Murray essentially plays himself playing a struggling talent manager, whose paltry existence on the periphery of the industry is propped up by hustling X-Factor wannabes. He dines out on his tales of having discovered Madonna, but is on the brink of losing his one act, Ronnie, who he forces to sing Shania Twain covers. A chance meeting leads to the offer of a foreign tour; the problem is, it’s in Afghanistan. He bullies Ronnie into accepting the gig and she spends the remainder of the film in the breathy depths of a panic attack.
The first half is a fish out of water piece in which Murray’s Richie Lanz meets a series of nihilistic American ex-pats, including gun runners, prostitutes and mercenaries. There are occasional flashes of the sharp foreign-policy satire this could have been if director Barry Levinson had stuck at it. But it mostly plods along on the strength of Murray’s sad, watery eyes, with the actor apparently content to call this one in.

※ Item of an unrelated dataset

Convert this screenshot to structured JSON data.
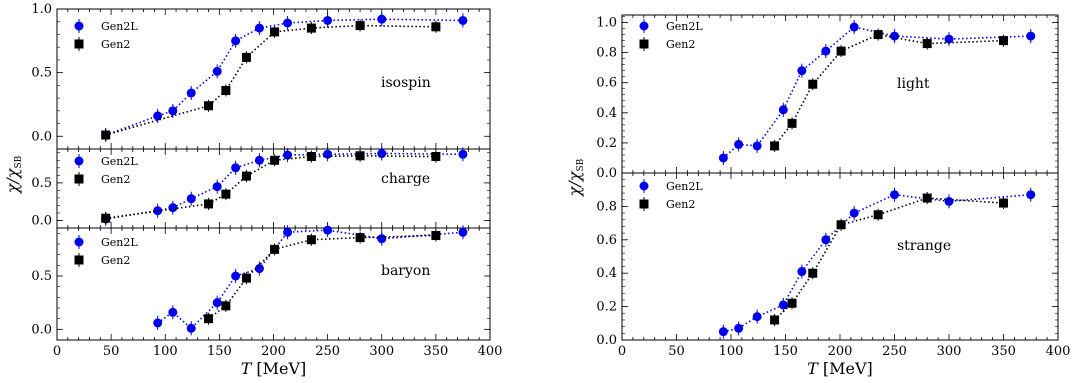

Lanz ends up in the middle of the desert – it’s complicated, OK? – where he finds an Afghan girl singing in a cave. She wants to be famous. And you know what? Richie Lanz is gonna make her famous! But the Afghan people are all either silly or bad, and they don’t like his idea and it descends into a series of toe-curling, culturally insensitive confrontations in which the white man – even one as trashed and morally bankrupt as Lanz – opens the eyes of a thankful nation. Formerly angry brown people see the error of their ways. Thank goodness for Americans in Afghanistan!
Perhaps the most remarkable thing about this ill-conceived, poorly-executed film is that it delivers its offensive payload with an entirely straight face.